Süperego: Ruhun bize vicdan veren ve toplumsal kurallara yanıt veren içsel “anne- baba” gibi davranan kısmıdır.
Çok küçük bir çocuk ahlaki değerlerden ve kedini engelleme duygusundan yoksundur. Onun üzerindeki her türlü kontrol anne, baba ve çocukla ilgilenen tarafından sağlanır. Normal gelişim sürecinde, bu ilişki yavaş yavaş değişir. Ego idin mutluluğunu korumak için mücadele ederken, dış dünyada hem engeller, hem de desteklerle karşılaşır. Engellerin desteklerin ve özelliklede ebeveyn ve diğer yetişkinlerden gelen ödül ve ceza kaydını tutar. İçeride yavaş yavaş bir tür ebeveyn oluşmaya başlar ve çocuk suçluluk hissi geliştirerek gözlendiğini ve kontrol edildiğini düşünür. Bu süper egonun bir boyutu vicdan dediğimiz şeydir.
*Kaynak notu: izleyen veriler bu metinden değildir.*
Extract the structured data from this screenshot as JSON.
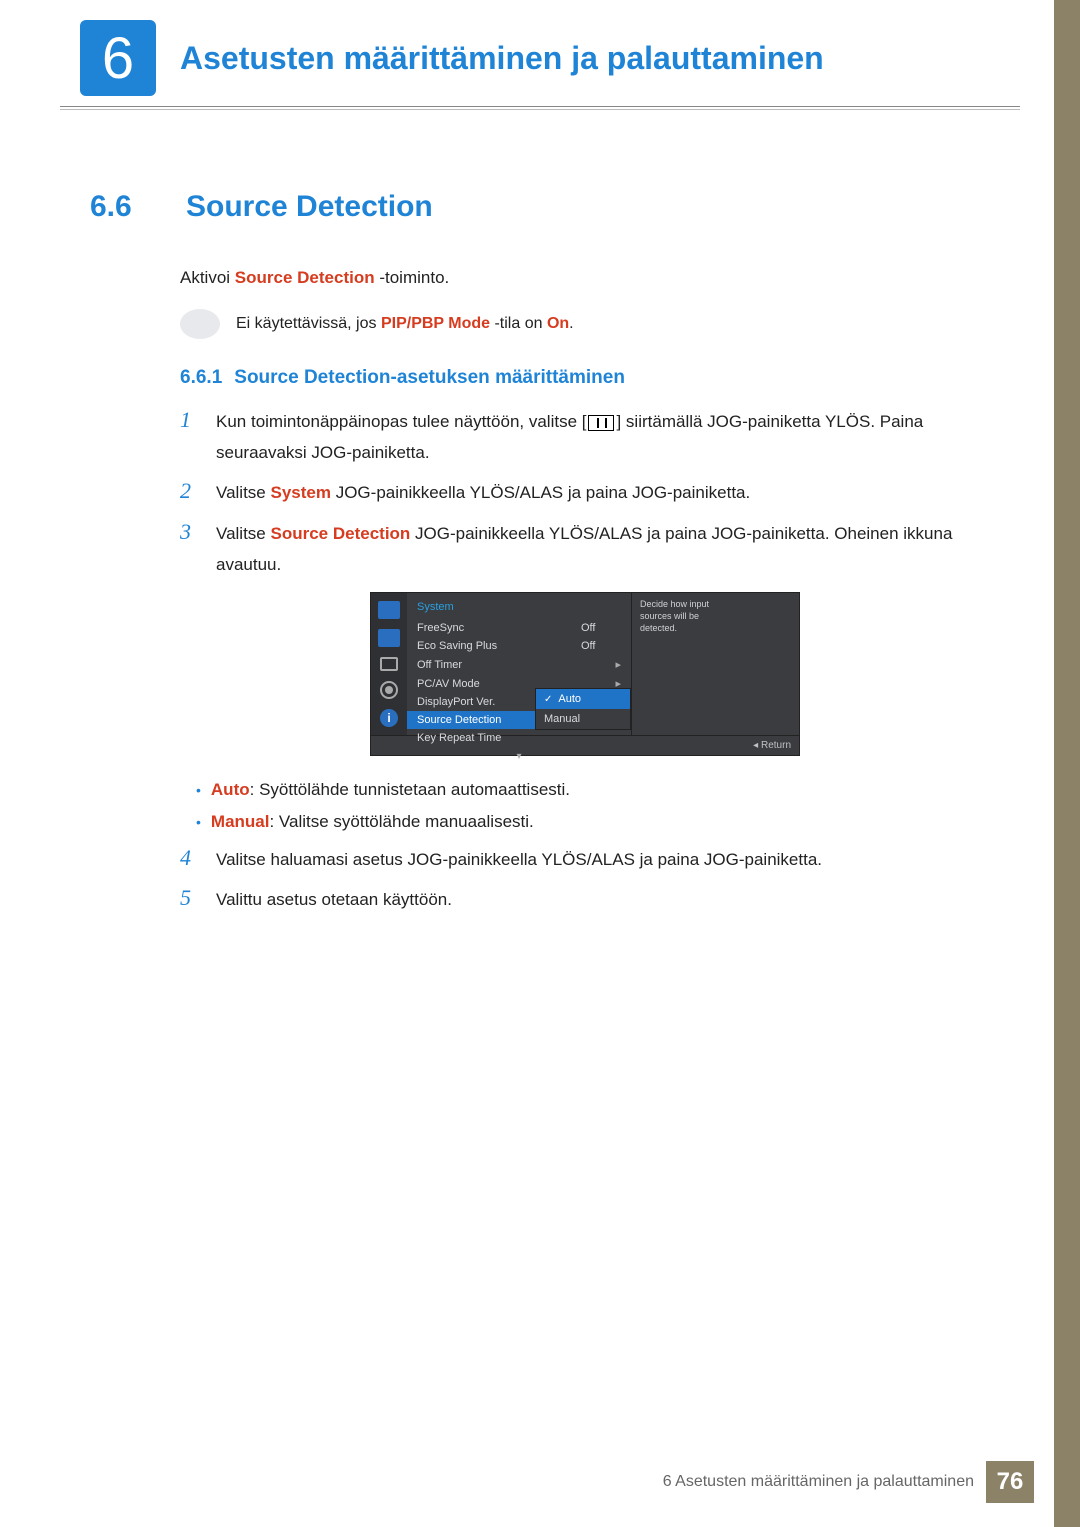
{
  "header": {
    "chapter_number": "6",
    "chapter_title": "Asetusten määrittäminen ja palauttaminen"
  },
  "section": {
    "number": "6.6",
    "title": "Source Detection"
  },
  "intro": {
    "prefix": "Aktivoi ",
    "keyword": "Source Detection",
    "suffix": " -toiminto."
  },
  "note": {
    "prefix": "Ei käytettävissä, jos ",
    "keyword": "PIP/PBP Mode",
    "mid": " -tila on ",
    "keyword2": "On",
    "suffix": "."
  },
  "subsection": {
    "number": "6.6.1",
    "title": "Source Detection-asetuksen määrittäminen"
  },
  "steps": {
    "s1": {
      "num": "1",
      "a": "Kun toimintonäppäinopas tulee näyttöön, valitse [",
      "b": "] siirtämällä JOG-painiketta YLÖS. Paina seuraavaksi JOG-painiketta."
    },
    "s2": {
      "num": "2",
      "a": "Valitse ",
      "kw": "System",
      "b": " JOG-painikkeella YLÖS/ALAS ja paina JOG-painiketta."
    },
    "s3": {
      "num": "3",
      "a": "Valitse ",
      "kw": "Source Detection",
      "b": " JOG-painikkeella YLÖS/ALAS ja paina JOG-painiketta. Oheinen ikkuna avautuu."
    },
    "s4": {
      "num": "4",
      "a": "Valitse haluamasi asetus JOG-painikkeella YLÖS/ALAS ja paina JOG-painiketta."
    },
    "s5": {
      "num": "5",
      "a": "Valittu asetus otetaan käyttöön."
    }
  },
  "osd": {
    "title": "System",
    "desc": "Decide how input sources will be detected.",
    "rows": {
      "r1": {
        "label": "FreeSync",
        "value": "Off"
      },
      "r2": {
        "label": "Eco Saving Plus",
        "value": "Off"
      },
      "r3": {
        "label": "Off Timer",
        "value": "",
        "arrow": "▸"
      },
      "r4": {
        "label": "PC/AV Mode",
        "value": "",
        "arrow": "▸"
      },
      "r5": {
        "label": "DisplayPort Ver.",
        "value": ""
      },
      "r6": {
        "label": "Source Detection",
        "value": ""
      },
      "r7": {
        "label": "Key Repeat Time",
        "value": ""
      }
    },
    "submenu": {
      "opt1": "Auto",
      "opt2": "Manual"
    },
    "return": "Return",
    "info_i": "i"
  },
  "bullets": {
    "b1": {
      "kw": "Auto",
      "text": ": Syöttölähde tunnistetaan automaattisesti."
    },
    "b2": {
      "kw": "Manual",
      "text": ": Valitse syöttölähde manuaalisesti."
    }
  },
  "footer": {
    "text": "6 Asetusten määrittäminen ja palauttaminen",
    "page": "76"
  }
}
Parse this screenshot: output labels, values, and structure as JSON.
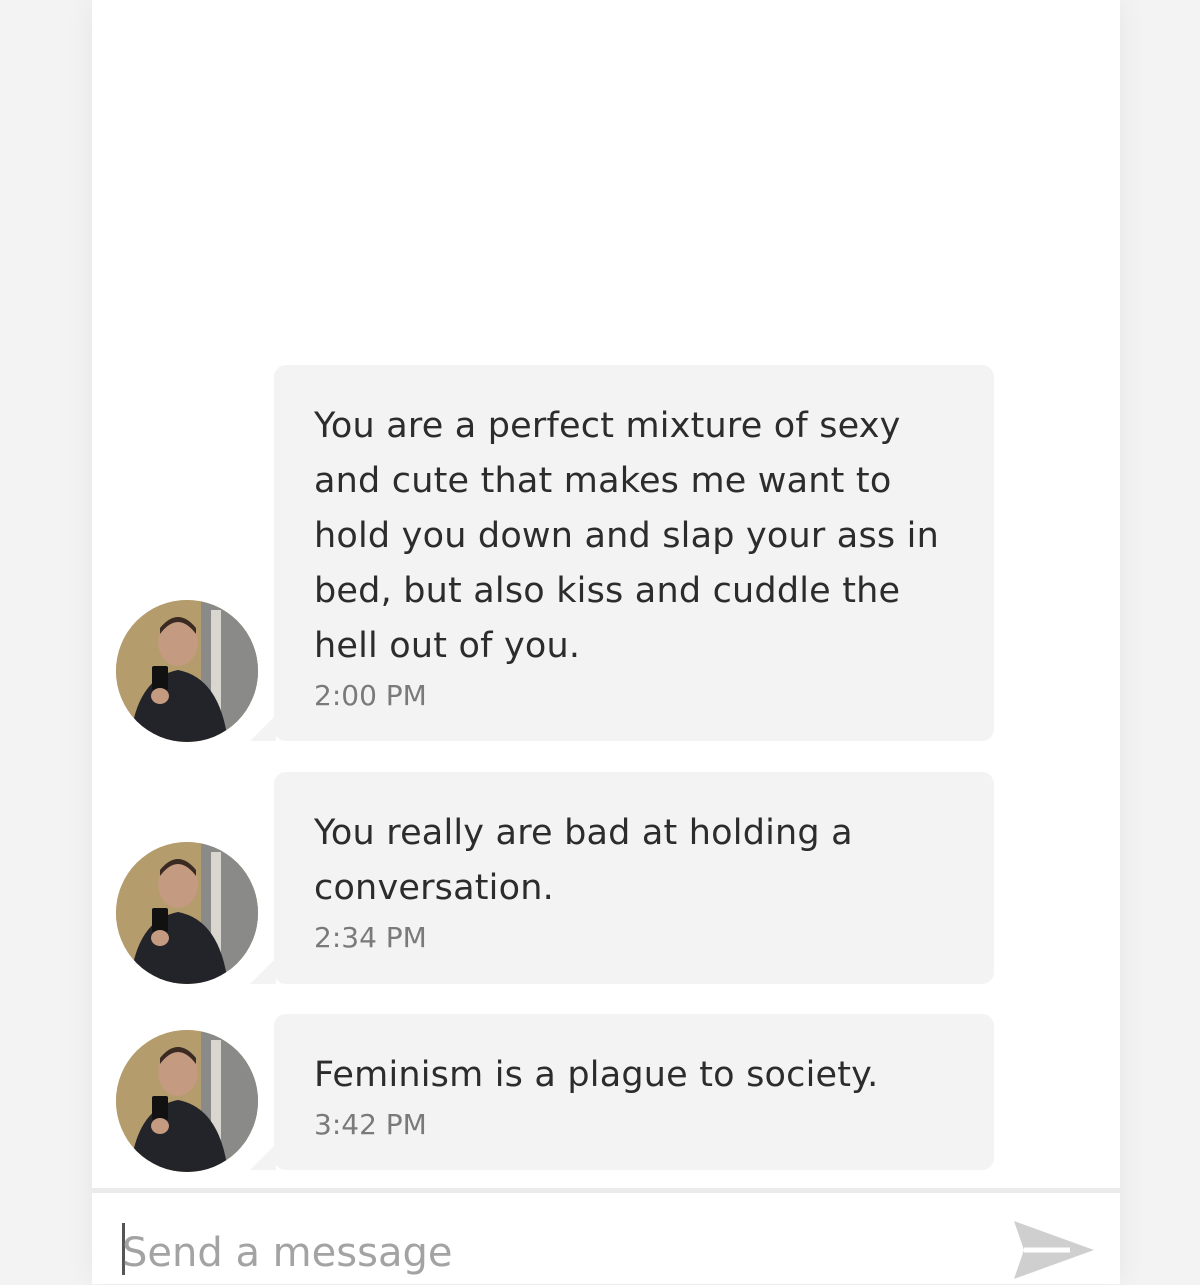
{
  "messages": [
    {
      "text": "You are a perfect mixture of sexy and cute that makes me want to hold you down and slap your ass in bed, but also kiss and cuddle the hell out of you.",
      "time": "2:00 PM"
    },
    {
      "text": "You really are bad at holding a conversation.",
      "time": "2:34 PM"
    },
    {
      "text": "Feminism is a plague to society.",
      "time": "3:42 PM"
    }
  ],
  "composer": {
    "placeholder": "Send a message",
    "send_icon": "send-arrow-icon"
  },
  "colors": {
    "bubble_bg": "#f3f3f3",
    "message_text": "#2c2c2c",
    "timestamp": "#7a7a7a",
    "placeholder": "#a3a3a3",
    "send_icon": "#cfcfcf"
  }
}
Bize neyin doğru neyin yanlış olduğunu söyleyen ve davranışlarımızı buna göre yargılayan yanımızdır, ama süper ego aynı zamanda yargılama sürecinin temel öncülü olan iç gözlemi gerçekleştirir.
Doğruyu yanlışı, gururu ve suçluluğu duyumsamamızı sağlar.
Genellikle bireyin değil toplumun kabul edeceği şekilde davranmamızı sağlar.
Davranışları izler, neyin kabul edilebilir olduğuna karar verir ve bastırma araçları ile yasak alanları kontrol eder. İnsanın bu bastırmayı fark edememesi süper egonun bilinçdışı çalıştığını gösterir.
Süperego, egonun kendini değerlendirmesine ve çok daha mükemmel olma yönünde çabalamasına olanak sağlar.
Süper ego son derece otoriterdir ve her zaman egonun mükemmel çalışmasını ister. Zayıf egoya karşı acımasız olabilir, onu aşağılayabilir, kötü davranabilir ve korkunç şekilde cezalandırmakla tehdit edebilir.
Bu kapsamda kişiliğin farklı boyutları arasındaki çatışalar kaygı ve stresle sonuçlanır. Sadece ego bir uyarı gibi davranan kaygıyı yaratabilir ve hissedebilir.
- Gerçekçi kaygı, ego tarafından algılanan dış dünyadaki gerçek olaylardan kaynaklanır.
- Nevrotik kaygı, idden taşan itkilerden kaynaklanır ve genelde bir odağı olmadığı için anlaşılmaz bulunur.
- Moral (Ahlaki) kaygı, süper egodan kaynaklanır ve bize bir şeyin uygun olmadığını söyleyen vicdan sesidir.
Savunma mekanizmaları, egoyu aşırı kaygıdan korumak için ortaya çıkarlar. Savunma mekanizmaları olmazsa, kaygı, zihin sağlığı için bir tehdit oluşturur. Bu yüzden ego, çeşitli savunma mekanizmaları sayesinde itkileri engeller veya onları kabul edilebilir daha az tehlikeli biçimlere dönüştürür.
Bastırma: Bir kişi, durum ve ya bir olaya dair istenmeyen bilgi, bilinçdışında kilit altına alınır bu yüzden bastırma gerçek bir unutma biçimidir. Bastırmanın avantajı, acı veren duygularla ve anılarla uğraşmak zorunda kalmamamızdır.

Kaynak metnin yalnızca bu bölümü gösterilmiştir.